- Education: M.B.A. Wharton School, Bsc. University of Hertfordshire
- Occupations: Chief Product Officer at Reuters, SVP of Business Operations at Disney, VP of Digital Experience at Verizon, SVP of Mobile at Bloomberg L.P., VP & GM of Mobile at ESPN

= Oke Okaro =

Technology executive

Oke Okaro is a technology executive and pioneering innovator in the mobile technology industry. He was the Chief Product Officer at Reuters. Before Reuters, he was Senior Vice President (SVP) of Business Operations at Disney, where he worked for the global technology organization behind Disney's Media and Entertainment brands He founded ESPN Mobile in 2004 and ESPN Interactive TV in 2005. In 2010, he started the mobile business at Bloomberg L.P. In 2015, he founded Burner a wellness technology platform. In 2017, Okaro worked as the VP of Digital Experience at Verizon.

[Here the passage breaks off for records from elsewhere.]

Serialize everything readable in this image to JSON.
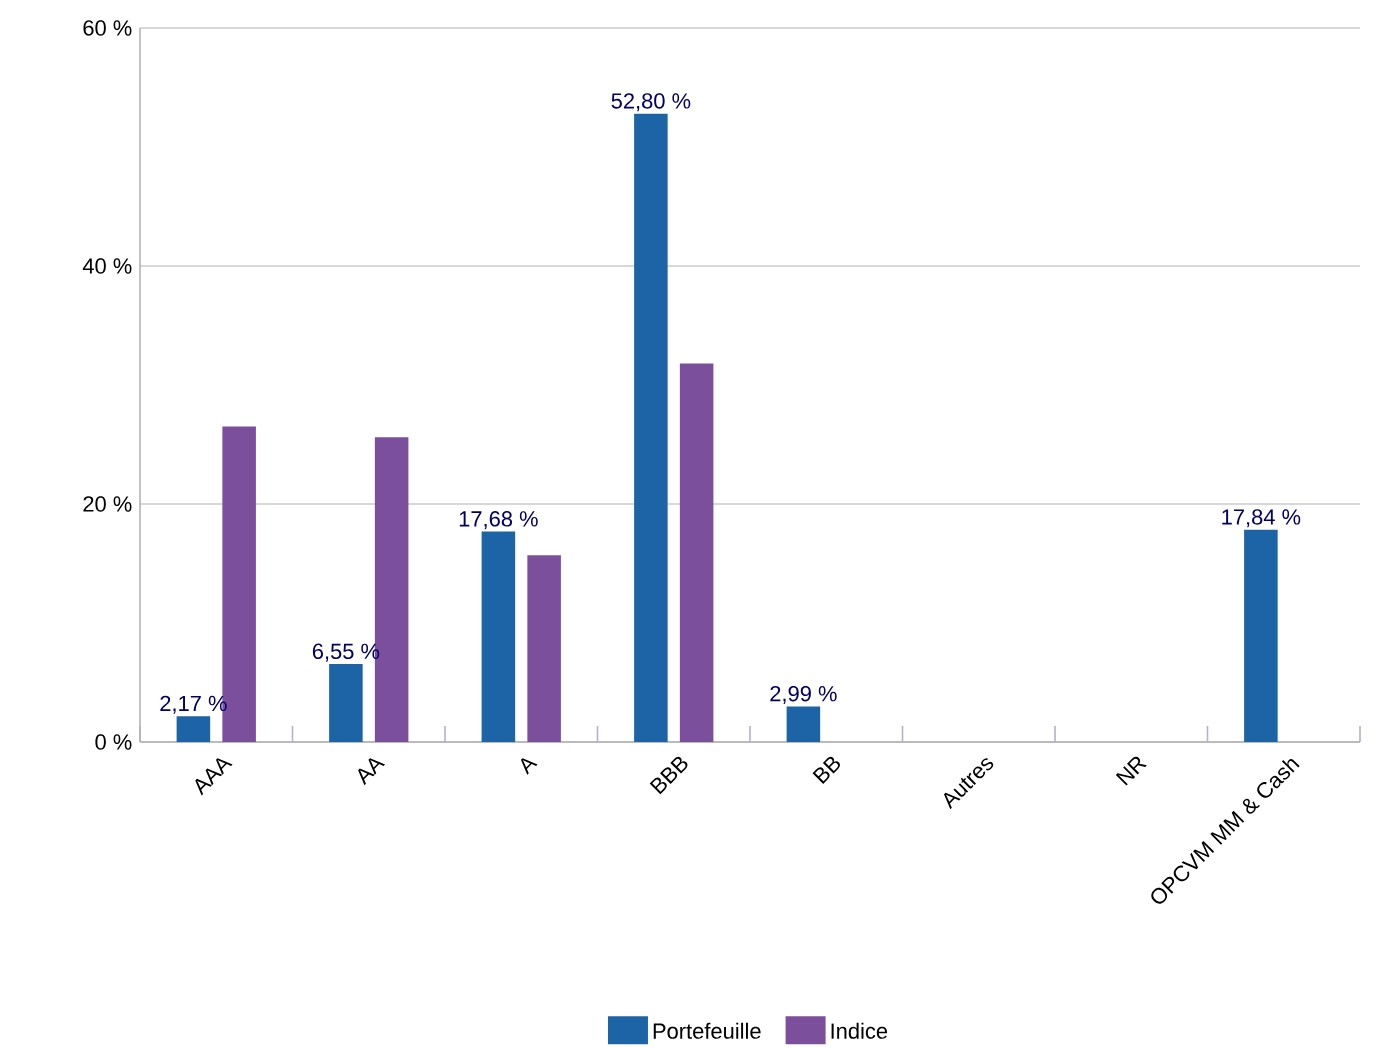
{
  "chart_data": {
    "type": "bar",
    "categories": [
      "AAA",
      "AA",
      "A",
      "BBB",
      "BB",
      "Autres",
      "NR",
      "OPCVM MM & Cash"
    ],
    "series": [
      {
        "name": "Portefeuille",
        "color": "#1c64a6",
        "values": [
          2.17,
          6.55,
          17.68,
          52.8,
          2.99,
          null,
          null,
          17.84
        ],
        "value_labels": [
          "2,17 %",
          "6,55 %",
          "17,68 %",
          "52,80 %",
          "2,99 %",
          null,
          null,
          "17,84 %"
        ]
      },
      {
        "name": "Indice",
        "color": "#7b4f9c",
        "values": [
          26.5,
          25.6,
          15.7,
          31.8,
          null,
          null,
          null,
          null
        ]
      }
    ],
    "ylim": [
      0,
      60
    ],
    "yticks": [
      {
        "value": 0,
        "label": "0 %"
      },
      {
        "value": 20,
        "label": "20 %"
      },
      {
        "value": 40,
        "label": "40 %"
      },
      {
        "value": 60,
        "label": "60 %"
      }
    ],
    "grid": "y",
    "legend": "bottom"
  }
}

Okaro created the first third-party video streaming app for Apple Inc.'s iOS platform with his team at ESPN. He presented the app for ESPN on stage during the IOS 3 release event in 2009. Okaro also created the first iOS app with push notifications which he demonstrated at the iPhone OS 3 release event. Okaro also created the first iOS app to use Apple's subscription service when he launched the Bloomberg Businessweek+ app in April 2011. He was a co-creator of BREW (binary runtime for wireless), the first mobile application development and distribution platform created by Qualcomm. In 2001, Okaro was among the first people in the U.S. to create mobile apps. Okaro has 12 U.S. patents for mobile technology.

== Education ==
Okaro obtained an undergraduate degree in Computer Science from the University of Hertfordshire in 1996, and an MBA from the Wharton School of Business at the University of Pennsylvania in 2002.